El Movimiento Victoria Ciudadana (MVC) denunció que las expresiones de los proponentes del proyecto Esencia durante vistas públicas en el Senado, evidencian un desfase entre lo “evaluado” en la Declaración de Impacto Ambiental y las soluciones que presentó bajo juramento Roberto Ruiz Vargas, representante de Cabo Rojo Land Acquisition.
“Lo que denunciamos es sencillo: Esencia obtuvo una determinación de cumplimiento ambiental y, meses después, sus proponentes continúan planteando alternativas nuevas para resolver una necesidad tan fundamental como el agua. Si la desalinización es ahora la alternativa real para viabilizar el proyecto, sus impactos tienen que ser evaluados como parte del proyecto Esencia”, expresó Myrna Conty, portavoz del Movimiento.

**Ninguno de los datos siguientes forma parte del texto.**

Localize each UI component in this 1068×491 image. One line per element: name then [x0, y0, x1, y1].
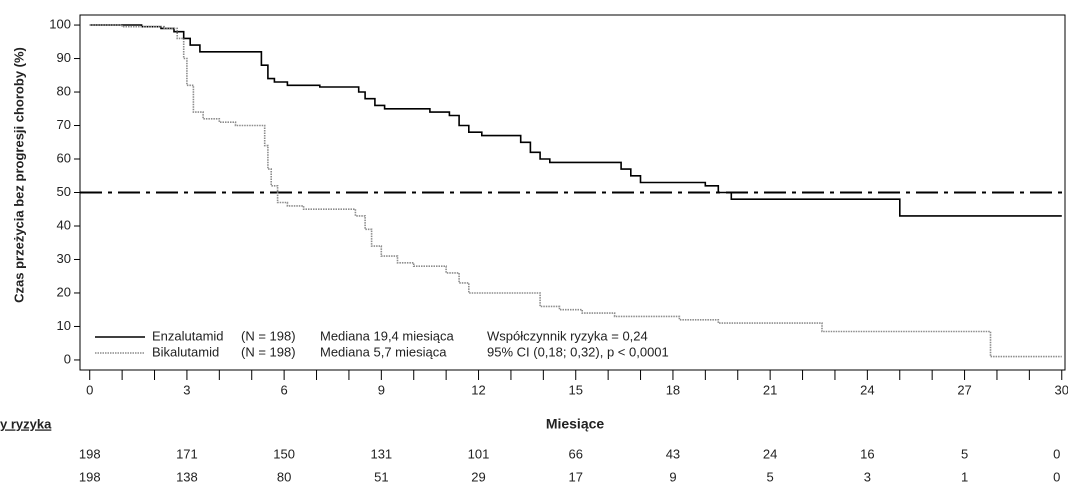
y-tick-label: 40 — [57, 217, 71, 232]
risk-count: 150 — [273, 446, 295, 461]
risk-table-label: y ryzyka — [0, 416, 52, 431]
y-tick-label: 10 — [57, 318, 71, 333]
legend-label: Enzalutamid — [152, 328, 224, 343]
risk-count: 1 — [961, 469, 968, 484]
risk-count: 198 — [79, 469, 101, 484]
risk-count: 51 — [374, 469, 388, 484]
legend-median: Mediana 5,7 miesiąca — [320, 344, 447, 359]
risk-count: 66 — [569, 446, 583, 461]
y-tick-label: 70 — [57, 117, 71, 132]
y-tick-label: 100 — [49, 16, 71, 31]
x-tick-label: 18 — [666, 382, 680, 397]
legend-stat: Współczynnik ryzyka = 0,24 — [487, 328, 648, 343]
risk-count: 80 — [277, 469, 291, 484]
legend-stat: 95% CI (0,18; 0,32), p < 0,0001 — [487, 344, 669, 359]
x-axis-label: Miesiące — [546, 416, 605, 432]
x-tick-label: 27 — [957, 382, 971, 397]
x-tick-label: 24 — [860, 382, 874, 397]
risk-count: 198 — [79, 446, 101, 461]
x-tick-label: 9 — [378, 382, 385, 397]
risk-count: 43 — [666, 446, 680, 461]
y-tick-label: 30 — [57, 251, 71, 266]
x-tick-label: 30 — [1055, 382, 1068, 397]
risk-count: 101 — [468, 446, 490, 461]
risk-count: 9 — [669, 469, 676, 484]
y-tick-label: 0 — [64, 351, 71, 366]
survival-curve — [89, 24, 1062, 358]
y-tick-label: 80 — [57, 83, 71, 98]
x-tick-label: 21 — [763, 382, 777, 397]
risk-count: 17 — [569, 469, 583, 484]
x-tick-label: 3 — [183, 382, 190, 397]
x-tick-label: 0 — [86, 382, 93, 397]
legend-label: Bikalutamid — [152, 344, 219, 359]
x-tick-label: 15 — [569, 382, 583, 397]
risk-count: 138 — [176, 469, 198, 484]
y-tick-label: 50 — [57, 184, 71, 199]
risk-count: 5 — [961, 446, 968, 461]
risk-count: 16 — [860, 446, 874, 461]
legend-n: (N = 198) — [241, 328, 296, 343]
y-tick-label: 60 — [57, 150, 71, 165]
risk-count: 171 — [176, 446, 198, 461]
risk-count: 5 — [767, 469, 774, 484]
y-axis-label: Czas przeżycia bez progresji choroby (%) — [11, 47, 26, 303]
risk-count: 0 — [1053, 446, 1060, 461]
x-tick-label: 12 — [471, 382, 485, 397]
x-tick-label: 6 — [281, 382, 288, 397]
legend-median: Mediana 19,4 miesiąca — [320, 328, 454, 343]
legend-n: (N = 198) — [241, 344, 296, 359]
risk-count: 0 — [1053, 469, 1060, 484]
risk-count: 3 — [864, 469, 871, 484]
y-tick-label: 20 — [57, 284, 71, 299]
risk-count: 24 — [763, 446, 777, 461]
survival-curve — [89, 24, 1062, 217]
risk-count: 131 — [370, 446, 392, 461]
risk-count: 29 — [471, 469, 485, 484]
y-tick-label: 90 — [57, 50, 71, 65]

Señaló que durante su deposición ante la Comisión de Innovación, Reforma y Nombramientos, Ruiz Vargas mencionó en varias ocasiones la posibilidad de utilizar desalinización de agua de mar mediante ósmosis inversa como alternativa de abasto para Esencia.
Sin embargo, la Declaración de Impacto Ambiental (DIA) del proyecto, no contempló la desalinización de agua de mar ni discutió los posibles impactos de esa actividad sobre los ambientes marinos y costeros de Cabo Rojo.
MVC destacó además que Ruiz Vargas había manifestado anteriormente ante la prensa que una planta desalinizadora “no es necesaria”, indicando que habían confirmado múltiples fuentes de agua disponibles.
“Los proponentes tienen que explicar por qué ahora hablan de una alternativa que antes dijeron que no era necesaria y que no fue evaluada en la DIA. Los impactos de un mismo proyecto no pueden fragmentarse para evaluarlos por separado. Si el proyecto ha cambiado de manera significativa, su evaluación ambiental tiene que reflejarlo”, sostuvo Eva Prados, Coordinadora General.
Victoria Ciudadana pidió que los proponentes aclaren si contemplan recurrir eventualmente al sistema de la Autoridad de Acueductos y Alcantarillados (AAA) si las alternativas actualmente planteadas no resultan suficientes.
“El papel aguanta lo que sea. Antes de que se impacten irreversiblemente estos terrenos, Puerto Rico merece saber de dónde saldrá el agua y cuáles serán los impactos reales de obtenerla. Lo que no puede ocurrir es que, una vez adelantado el proyecto y sin vuelta atrás, se pretenda trasladar a la AAA y al pueblo la responsabilidad de suplir el agua que necesita este megaproyecto privado”, indicó en declaraciones escritas.